Playing, it would seem, is in Alvin’s blood. “I love playing live more than I love to do anything else,” he says. “I’m really kind of tired of all the stuff that goes along with touring: I’m tired of the food, I’m tired of the hotel rooms, I’m tired of the drives, I’m tired of flying, I’m tired of everything. … But—for the two, two-and-a-half hours that I play onstage, it’s the greatest. I go through all the garbage, just to get that thing.

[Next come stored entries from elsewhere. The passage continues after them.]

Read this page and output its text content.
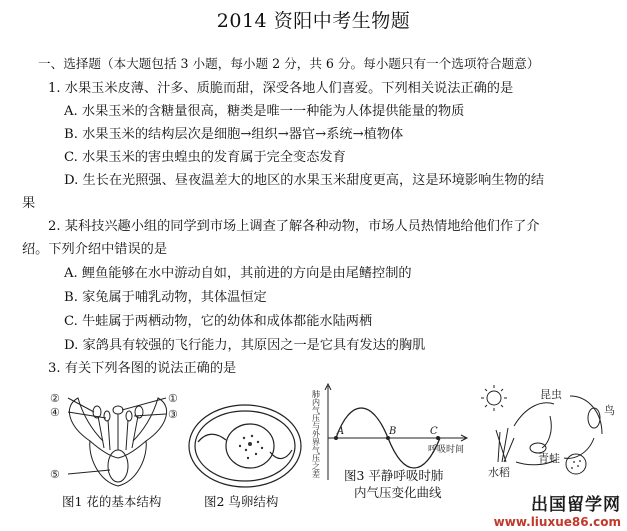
2014 资阳中考生物题
一、选择题（本大题包括 3 小题，每小题 2 分，共 6 分。每小题只有一个选项符合题意）
1. 水果玉米皮薄、汁多、质脆而甜，深受各地人们喜爱。下列相关说法正确的是
A. 水果玉米的含糖量很高，糖类是唯一一种能为人体提供能量的物质
B. 水果玉米的结构层次是细胞→组织→器官→系统→植物体
C. 水果玉米的害虫蝗虫的发育属于完全变态发育
D. 生长在光照强、昼夜温差大的地区的水果玉米甜度更高，这是环境影响生物的结
果
2. 某科技兴趣小组的同学到市场上调查了解各种动物，市场人员热情地给他们作了介
绍。下列介绍中错误的是
A. 鲤鱼能够在水中游动自如，其前进的方向是由尾鳍控制的
B. 家兔属于哺乳动物，其体温恒定
C. 牛蛙属于两栖动物，它的幼体和成体都能水陆两栖
D. 家鸽具有较强的飞行能力，其原因之一是它具有发达的胸肌
3. 有关下列各图的说法正确的是
②
④
⑤
①
③
图1 花的基本结构	图2 鸟卵结构
A	B	C
呼吸时间
肺内气压与外界气压之差 图3 平静呼吸时肺
内气压变化曲线
昆虫
鸟
青蛙
水稻
出国留学网
www.liuxue86.com
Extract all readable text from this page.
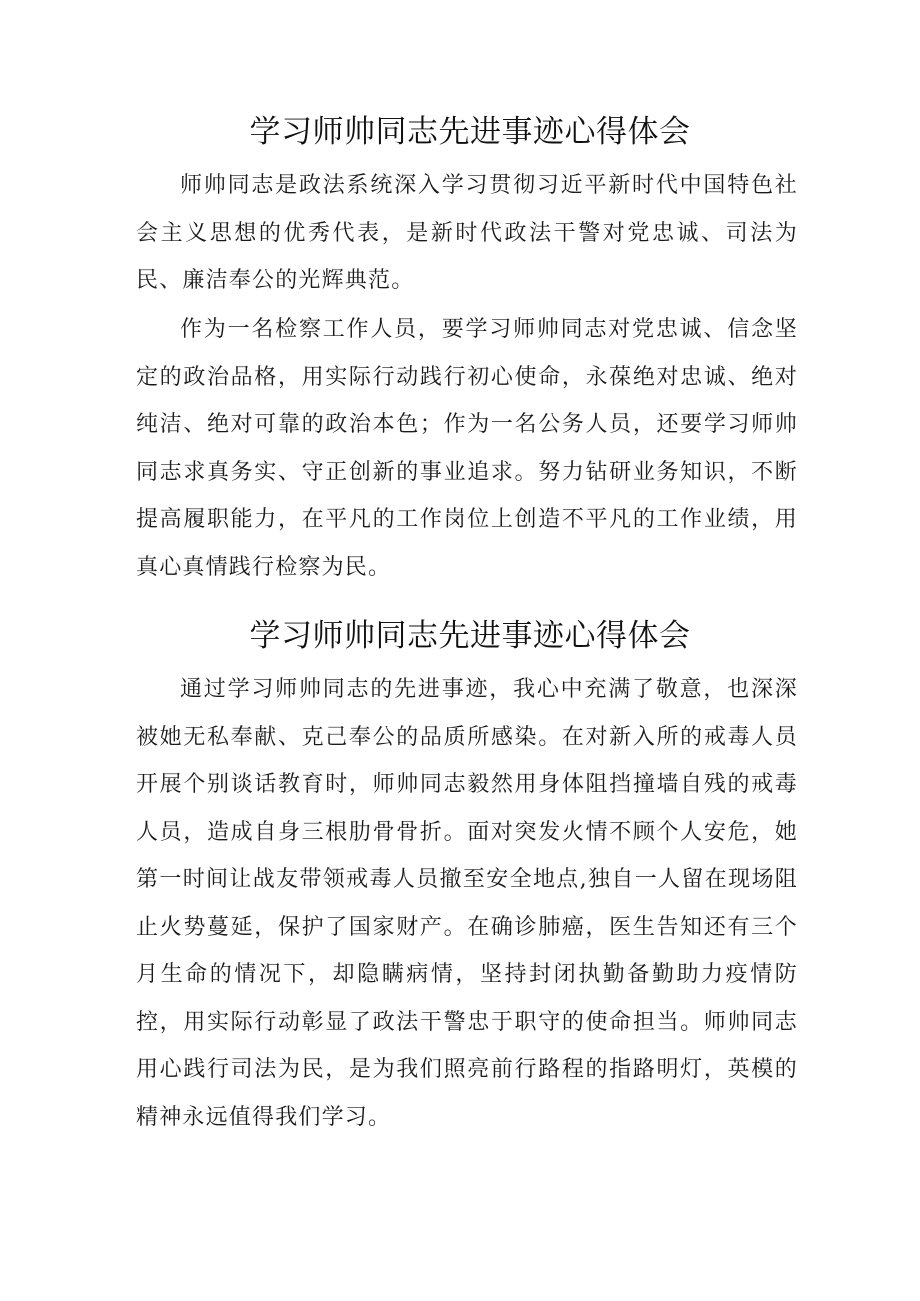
学习师帅同志先进事迹心得体会

师帅同志是政法系统深入学习贯彻习近平新时代中国特色社会主义思想的优秀代表，是新时代政法干警对党忠诚、司法为民、廉洁奉公的光辉典范。

作为一名检察工作人员，要学习师帅同志对党忠诚、信念坚定的政治品格，用实际行动践行初心使命，永葆绝对忠诚、绝对纯洁、绝对可靠的政治本色；作为一名公务人员，还要学习师帅同志求真务实、守正创新的事业追求。努力钻研业务知识，不断提高履职能力，在平凡的工作岗位上创造不平凡的工作业绩，用真心真情践行检察为民。

学习师帅同志先进事迹心得体会

通过学习师帅同志的先进事迹，我心中充满了敬意，也深深被她无私奉献、克己奉公的品质所感染。在对新入所的戒毒人员开展个别谈话教育时，师帅同志毅然用身体阻挡撞墙自残的戒毒人员，造成自身三根肋骨骨折。面对突发火情不顾个人安危，她第一时间让战友带领戒毒人员撤至安全地点,独自一人留在现场阻止火势蔓延，保护了国家财产。在确诊肺癌，医生告知还有三个月生命的情况下，却隐瞒病情，坚持封闭执勤备勤助力疫情防控，用实际行动彰显了政法干警忠于职守的使命担当。师帅同志用心践行司法为民，是为我们照亮前行路程的指路明灯，英模的精神永远值得我们学习。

It’s itinerant work, playing music. And somewhere along that road, Alvin made a leap of transformation. A select group of songwriters, from Jimmie Rodgers to Chuck Berry to Bruce Springsteen to, perhaps, Jimmie Dale Gilmore and Lucinda Williams, have been down that road—where the long nights and endless miles bring out a depth and richness of patina that wasn’t there before. Somewhere along that road, Dave Alvin turned into a great American voice—someone who can channel folk traditions, but who can crank up the reverb if the situation should call for it.
As a native Californian, Alvin seems aware of his own state’s contribution to American music—after all, two of his albums have “California” in the titles. “Born-and-raised songwriters from California, you’ve got everyone from Merle Haggard to Brian Wilson to Captain Beefheart to Tom Waits,” he says. “And if you go historically, so much great blues and R&B came out of California, and so much great country music developed out here—the whole Bakersfield sound of Merle and Buck [Owens] and Wynn Stewart.”
So when Dave Alvin gets up onstage with his band the Guilty Men for a pair of final shows at the Palms this weekend, it will spell the end of one California tradition, but the continuation of another.